Myth 3: Web3 is unnecessary – the internet is fine as it is
Web2 platforms like Google, Facebook and Amazon are deeply embedded in our daily lives, offering speed and convenience in exchange for access to our data. For most users, these trade-offs are acceptable – personal data in exchange for free services. This has led to the belief that Web3 offers little value beyond what's already available and that users don’t care enough about data ownership to make the switch.

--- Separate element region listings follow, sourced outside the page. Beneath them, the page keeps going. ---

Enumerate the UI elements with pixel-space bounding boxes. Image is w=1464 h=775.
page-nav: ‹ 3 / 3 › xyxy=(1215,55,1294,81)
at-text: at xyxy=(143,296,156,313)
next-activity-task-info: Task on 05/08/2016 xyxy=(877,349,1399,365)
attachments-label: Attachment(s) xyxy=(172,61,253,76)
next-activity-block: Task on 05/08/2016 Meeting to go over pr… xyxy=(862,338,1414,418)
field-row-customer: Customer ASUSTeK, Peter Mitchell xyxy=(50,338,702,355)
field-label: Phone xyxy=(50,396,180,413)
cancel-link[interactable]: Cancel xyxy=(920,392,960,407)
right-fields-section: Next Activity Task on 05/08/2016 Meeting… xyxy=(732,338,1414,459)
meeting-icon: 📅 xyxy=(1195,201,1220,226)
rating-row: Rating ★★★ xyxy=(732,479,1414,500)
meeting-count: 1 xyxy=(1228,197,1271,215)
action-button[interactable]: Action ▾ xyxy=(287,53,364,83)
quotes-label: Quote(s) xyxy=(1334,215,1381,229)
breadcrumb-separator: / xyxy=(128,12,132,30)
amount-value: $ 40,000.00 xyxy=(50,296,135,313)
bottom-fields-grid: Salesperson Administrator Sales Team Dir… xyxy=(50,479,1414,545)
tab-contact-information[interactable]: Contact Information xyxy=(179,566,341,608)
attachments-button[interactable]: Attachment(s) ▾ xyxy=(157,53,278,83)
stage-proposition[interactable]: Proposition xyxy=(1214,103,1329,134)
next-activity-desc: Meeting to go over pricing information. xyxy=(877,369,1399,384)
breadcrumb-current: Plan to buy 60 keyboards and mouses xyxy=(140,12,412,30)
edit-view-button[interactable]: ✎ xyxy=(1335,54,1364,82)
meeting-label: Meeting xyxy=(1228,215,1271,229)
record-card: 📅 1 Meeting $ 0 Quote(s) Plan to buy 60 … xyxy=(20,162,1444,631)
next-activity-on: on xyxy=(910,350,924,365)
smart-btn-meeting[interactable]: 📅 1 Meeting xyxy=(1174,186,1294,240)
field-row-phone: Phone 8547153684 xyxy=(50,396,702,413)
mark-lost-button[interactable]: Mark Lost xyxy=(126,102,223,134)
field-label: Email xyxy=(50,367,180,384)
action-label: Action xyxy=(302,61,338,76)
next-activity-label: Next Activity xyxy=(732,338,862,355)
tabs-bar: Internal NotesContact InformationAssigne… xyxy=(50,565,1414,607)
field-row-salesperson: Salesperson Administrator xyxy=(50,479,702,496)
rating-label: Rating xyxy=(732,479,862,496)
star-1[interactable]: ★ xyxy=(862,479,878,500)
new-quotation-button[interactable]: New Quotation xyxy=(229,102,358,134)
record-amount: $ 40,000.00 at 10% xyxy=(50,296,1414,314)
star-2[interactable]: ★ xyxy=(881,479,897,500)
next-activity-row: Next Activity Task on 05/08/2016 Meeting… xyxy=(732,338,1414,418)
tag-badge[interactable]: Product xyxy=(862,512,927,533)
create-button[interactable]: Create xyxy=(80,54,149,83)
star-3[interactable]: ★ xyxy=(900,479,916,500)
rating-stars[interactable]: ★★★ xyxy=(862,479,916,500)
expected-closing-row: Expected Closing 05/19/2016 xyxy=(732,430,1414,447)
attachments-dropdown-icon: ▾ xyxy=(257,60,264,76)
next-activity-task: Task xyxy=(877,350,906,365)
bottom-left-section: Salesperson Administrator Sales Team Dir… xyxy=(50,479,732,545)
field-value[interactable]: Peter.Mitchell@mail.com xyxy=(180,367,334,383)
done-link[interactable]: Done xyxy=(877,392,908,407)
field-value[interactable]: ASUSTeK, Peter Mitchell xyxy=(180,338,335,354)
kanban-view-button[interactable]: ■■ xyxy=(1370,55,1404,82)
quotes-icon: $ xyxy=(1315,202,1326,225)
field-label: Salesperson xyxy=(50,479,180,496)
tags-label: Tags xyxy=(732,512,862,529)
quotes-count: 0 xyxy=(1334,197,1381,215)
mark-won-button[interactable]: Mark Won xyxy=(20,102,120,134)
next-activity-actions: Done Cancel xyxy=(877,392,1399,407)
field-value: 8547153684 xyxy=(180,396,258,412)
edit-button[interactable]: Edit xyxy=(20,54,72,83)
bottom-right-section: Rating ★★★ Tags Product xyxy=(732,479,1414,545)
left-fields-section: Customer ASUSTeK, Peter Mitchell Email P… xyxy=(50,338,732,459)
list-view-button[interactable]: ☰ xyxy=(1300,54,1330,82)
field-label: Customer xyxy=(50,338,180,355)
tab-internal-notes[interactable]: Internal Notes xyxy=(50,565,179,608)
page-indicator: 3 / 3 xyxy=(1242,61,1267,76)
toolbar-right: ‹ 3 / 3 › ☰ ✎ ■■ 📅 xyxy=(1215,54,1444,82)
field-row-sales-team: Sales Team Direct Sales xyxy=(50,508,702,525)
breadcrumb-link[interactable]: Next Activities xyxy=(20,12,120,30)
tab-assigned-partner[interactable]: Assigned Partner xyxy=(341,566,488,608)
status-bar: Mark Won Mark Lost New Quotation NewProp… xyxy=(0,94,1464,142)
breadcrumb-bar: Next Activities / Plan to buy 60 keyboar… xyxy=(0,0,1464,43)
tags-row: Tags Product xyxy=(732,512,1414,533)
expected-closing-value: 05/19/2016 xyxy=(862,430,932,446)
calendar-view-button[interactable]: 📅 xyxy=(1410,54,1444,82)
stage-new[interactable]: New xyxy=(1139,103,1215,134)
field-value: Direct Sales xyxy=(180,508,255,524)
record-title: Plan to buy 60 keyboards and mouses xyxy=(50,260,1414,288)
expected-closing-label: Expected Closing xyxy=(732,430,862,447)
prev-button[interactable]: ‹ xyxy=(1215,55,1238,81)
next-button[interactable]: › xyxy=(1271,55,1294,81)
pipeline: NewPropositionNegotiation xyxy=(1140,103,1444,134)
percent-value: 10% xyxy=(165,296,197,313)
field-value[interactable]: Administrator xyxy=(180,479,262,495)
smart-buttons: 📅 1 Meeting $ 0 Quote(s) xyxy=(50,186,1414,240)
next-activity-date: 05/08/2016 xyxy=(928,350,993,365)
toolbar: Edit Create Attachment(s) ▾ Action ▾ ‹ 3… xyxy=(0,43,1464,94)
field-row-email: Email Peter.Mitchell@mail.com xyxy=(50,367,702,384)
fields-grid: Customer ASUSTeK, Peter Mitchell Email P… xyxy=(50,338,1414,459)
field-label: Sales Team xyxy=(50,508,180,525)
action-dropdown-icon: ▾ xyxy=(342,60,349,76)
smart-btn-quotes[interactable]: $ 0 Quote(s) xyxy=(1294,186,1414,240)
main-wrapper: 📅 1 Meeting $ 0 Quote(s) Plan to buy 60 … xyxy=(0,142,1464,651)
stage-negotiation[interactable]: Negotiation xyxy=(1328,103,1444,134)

Reality: Though it may work well on the surface, Web2 built on centralised systems that control user data, monetise user behaviour and can impose censorship. Web3 introduces self-sovereign identity, giving individuals full control over their online identity and data. For example, instead of logging in via Google or Facebook, users can use a decentralised wallet or ID system. As privacy concerns grow and digital literacy increases, Web3 offers a real alternative to the centralised status quo.
Myth 4: Web 3 is just a fad
Just like the dot-com bubble, some believe Web3 is a trend driven by early hype and crypto speculation. With media attention focused on volatile token prices and NFT mania, critics argue that Web3 lacks the depth and durability to become a meaningful part of the internet’s infrastructure.
Reality: While it’s true that the space has seen its fair share of hype, Web3 is increasingly being adopted by major tech companies, institutional investors and governments exploring use cases in digital identity, finance and public services. This includes innovations like blockchain-based ID verification, decentralised voting and open-source finance platforms. What began as a crypto-native movement is now gaining traction across various sectors.
As we’ve seen, many of the myths surrounding Web3 stem from early misconceptions, technical hurdles and its close association with cryptocurrency. But the reality is that Web3 represents a fundamental shift in how the internet could operate, putting users back in control of their data, identity and assets.
Web3’s Challenges
Even with this potential, Web3 isn’t without its challenges. From security concerns and scalability issues to environmental impact, building a better internet comes with its own set of hurdles. Let’s take a closer look at the key issues the Web3 space needs to address to ensure it can deliver on its promise.
Privacy and Security
Web3 aims to improve online privacy by giving users control over their data and reducing reliance on centralised platforms. However, this shift also means that users take on more responsibility for their own security. Unlike Web2 platforms, where account recovery is often a click away, Web3 tools like wallets require users to manage private keys – unique codes that prove ownership of digital assets. If lost or exposed, these can’t be easily recovered. At the same time, smart contracts can be exploited if they contain bugs or vulnerabilities.
While the tech matures, users can already take steps to stay safe. Enabling two-factor authentication (2FA), using hardware wallets, double-checking contract permissions before approval and staying alert to phishing scams are all essential practices to navigate Web3 securely.
Energy and sustainability
Blockchain networks have faced criticism for their energy consumption, especially early models that relied on proof-of-work where powerful computers compete to validate transactions. This process, while secure, can be highly energy-intensive.
In response, the industry is moving towards more sustainable alternatives. Ethereum’s transition to proof-of-stake, where validators are selected based on the amount of crypto they hold rather than computing power, has significantly reduced its environmental footprint. Likewise, networks like Polygon have been built with energy efficiency in mind from the outset, showing that more sustainable blockchain infrastructure is not only possible but already in progress.
Want to learn more about scaling Web3? Discover how Polygon uses Layer 2 technology to make Ethereum faster, cheaper and more efficient in our blog article.
Scalability and decentralisation
As Web3 grows, one of the biggest challenges is scaling blockchain networks to support millions of users without sacrificing decentralisation. Blockchains are secure and open, but they process fewer transactions per second compared to centralised platforms. This can result in slow speeds and high fees when networks are busy.
To address this, developers are building Layer 2 solutions (technologies built on top of main blockchains), sidechains (connected blockchains that offload activity) and alternative consensus methods. While these can boost performance, they sometimes introduce new risks or increase reliance on centralised elements, which can undermine Web3’s core values. Finding the right balance between speed, security, and decentralisation is essential for scaling Web3 without compromising its principles.